If I Knew Then What I Know Now seems rather all-encompassing. Outside of the EPs here -- the band's demo tape and The Thought of It, as well as their contributions to the NY's Hardest comp -- there are a few covers and a bunch of unreleased songs, which seem cribbed from sessions for the band's full-length that never materialized. The band seems at their best on The Thought of It, with a superb recording and the best versions of staples like "Shift," "Blind" and "Settle." Frontman Armando Bordas's lyrical base touches upon issues of society, introspection and motivational cues, which really lends a hand in setting the tone and mood of the songs.

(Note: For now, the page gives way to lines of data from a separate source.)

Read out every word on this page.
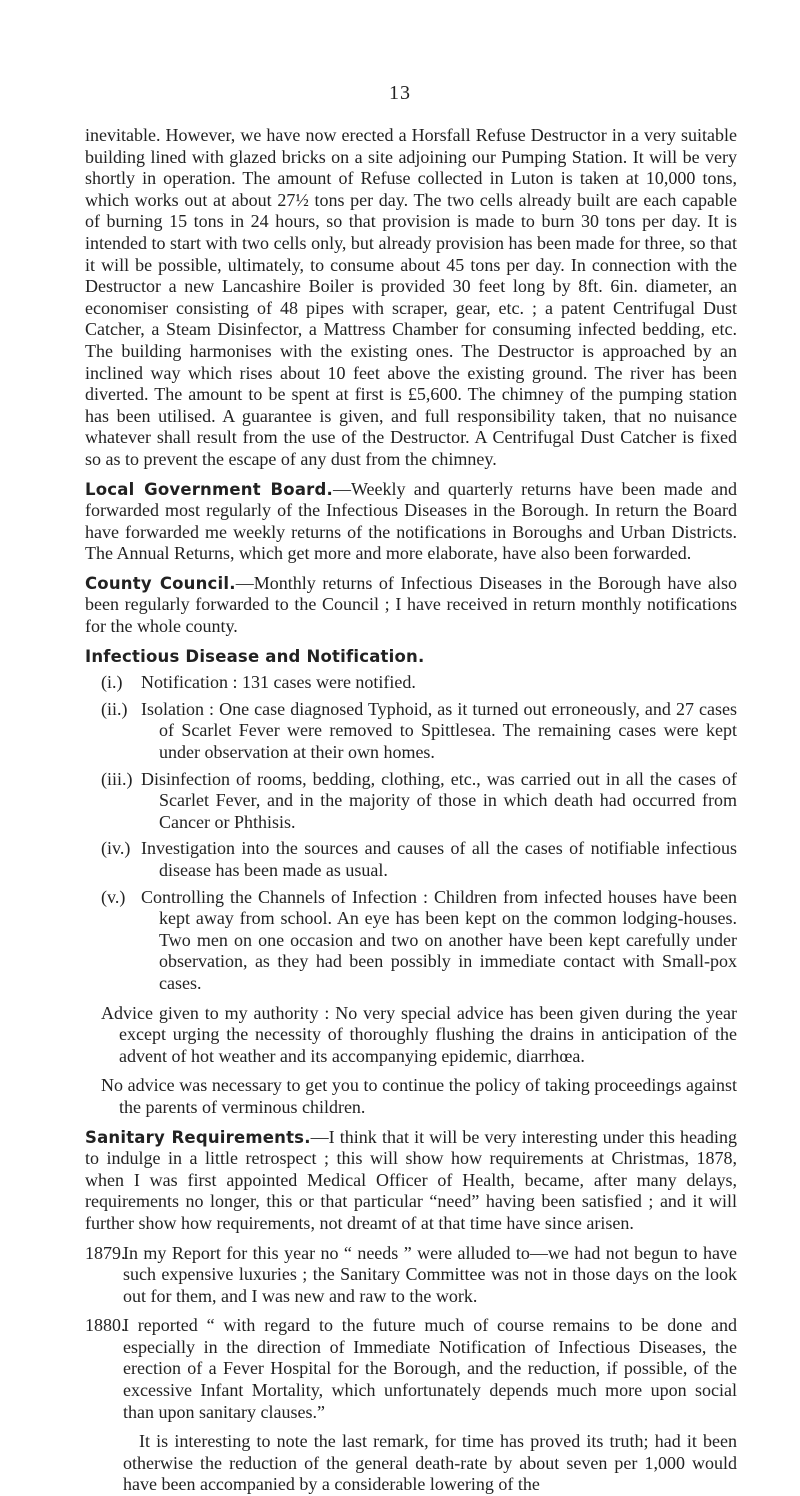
13

inevitable. However, we have now erected a Horsfall Refuse Destructor in a very suitable building lined with glazed bricks on a site adjoining our Pumping Station. It will be very shortly in operation. The amount of Refuse collected in Luton is taken at 10,000 tons, which works out at about 27½ tons per day. The two cells already built are each capable of burning 15 tons in 24 hours, so that provision is made to burn 30 tons per day. It is intended to start with two cells only, but already provision has been made for three, so that it will be possible, ultimately, to consume about 45 tons per day. In connection with the Destructor a new Lancashire Boiler is provided 30 feet long by 8ft. 6in. diameter, an economiser consisting of 48 pipes with scraper, gear, etc. ; a patent Centrifugal Dust Catcher, a Steam Disinfector, a Mattress Chamber for consuming infected bedding, etc. The building harmonises with the existing ones. The Destructor is approached by an inclined way which rises about 10 feet above the existing ground. The river has been diverted. The amount to be spent at first is £5,600. The chimney of the pumping station has been utilised. A guarantee is given, and full responsibility taken, that no nuisance whatever shall result from the use of the Destructor. A Centrifugal Dust Catcher is fixed so as to prevent the escape of any dust from the chimney.

Local Government Board.—Weekly and quarterly returns have been made and forwarded most regularly of the Infectious Diseases in the Borough. In return the Board have forwarded me weekly returns of the notifications in Boroughs and Urban Districts. The Annual Returns, which get more and more elaborate, have also been forwarded.

County Council.—Monthly returns of Infectious Diseases in the Borough have also been regularly forwarded to the Council ; I have received in return monthly notifications for the whole county.

Infectious Disease and Notification.

(i.)	Notification : 131 cases were notified.

(ii.) Isolation : One case diagnosed Typhoid, as it turned out erroneously, and 27 cases of Scarlet Fever were removed to Spittlesea. The remaining cases were kept under observation at their own homes.

(iii.) Disinfection of rooms, bedding, clothing, etc., was carried out in all the cases of Scarlet Fever, and in the majority of those in which death had occurred from Cancer or Phthisis.

(iv.) Investigation into the sources and causes of all the cases of notifiable infectious disease has been made as usual.

(v.) Controlling the Channels of Infection : Children from infected houses have been kept away from school. An eye has been kept on the common lodging-houses. Two men on one occasion and two on another have been kept carefully under observation, as they had been possibly in immediate contact with Small-pox cases.

Advice given to my authority : No very special advice has been given during the year except urging the necessity of thoroughly flushing the drains in anticipation of the advent of hot weather and its accompanying epidemic, diarrhœa.

No advice was necessary to get you to continue the policy of taking proceedings against the parents of verminous children.

Sanitary Requirements.—I think that it will be very interesting under this heading to indulge in a little retrospect ; this will show how requirements at Christmas, 1878, when I was first appointed Medical Officer of Health, became, after many delays, requirements no longer, this or that particular “need” having been satisfied ; and it will further show how requirements, not dreamt of at that time have since arisen.

1879.

In my Report for this year no “ needs ” were alluded to—we had not begun to have such expensive luxuries ; the Sanitary Committee was not in those days on the look out for them, and I was new and raw to the work.

1880.

I reported “ with regard to the future much of course remains to be done and especially in the direction of Immediate Notification of Infectious Diseases, the erection of a Fever Hospital for the Borough, and the reduction, if possible, of the excessive Infant Mortality, which unfortunately depends much more upon social than upon sanitary clauses.”

It is interesting to note the last remark, for time has proved its truth; had it been otherwise the reduction of the general death-rate by about seven per 1,000 would have been accompanied by a considerable lowering of the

The unreleased songs from the full-length sessions are of ridiculously inconsistent quality, though. In the half-good "Guided," the chorus has an iffy, droning nü-metal vibe and it sounds like Jonathan Davis doing a Skindred impression with the screamed vocals on the bridge. "Heights and Castles" has a riff that's awesomely a lot like Hum's "Stars," but the harmonizing is weird. However, it's all made up for by Fugazi and Motörhead covers.

Packaged as well is a DVD of the band's 2005 reunion show at CBGB, with sufficient sound, mostly well-shot video and enough basketball jerseys to clothe an NBA franchise. For one angle, the contrast is terribly high on Bordas, rendering him nearly indistinguishable, but it's only an occasional thing. Everything else is clear and visible, from the multiple stage bum-rush sing-alongs (notably during "Shift") to the mini-explosion of confetti at the end. The band sound quite together, and Bordas's voice sounds true to form compared to the studio recordings and old live footage. The set-closing cover of Burn's "Out of Time" is a nice touch as well.

Old footage is mixed in with the documentary portion of the DVD, which is just long enough to give a decent amount of insight into the band; the occasional flashing of text sometimes adds to the story, correcting facts or poking fun at the members, though occasionally laying on the cheese a bit. Plenty of long-time observers, fans and associates get their say to add to the story. The varied footage shown is of inconsistent quality, but it all gives the DVD a nice archival element and it's all minimally watchable. There's also a fan-shot video for "Guided."

If I Knew Then What I Know Now is a pretty great and seemingly comprehensive package on one of the lesser-known hardcore acts to grace the stage in the `90s. Fahrenheit 451 never seemed to get their dues, but this is certainly a healthy effort.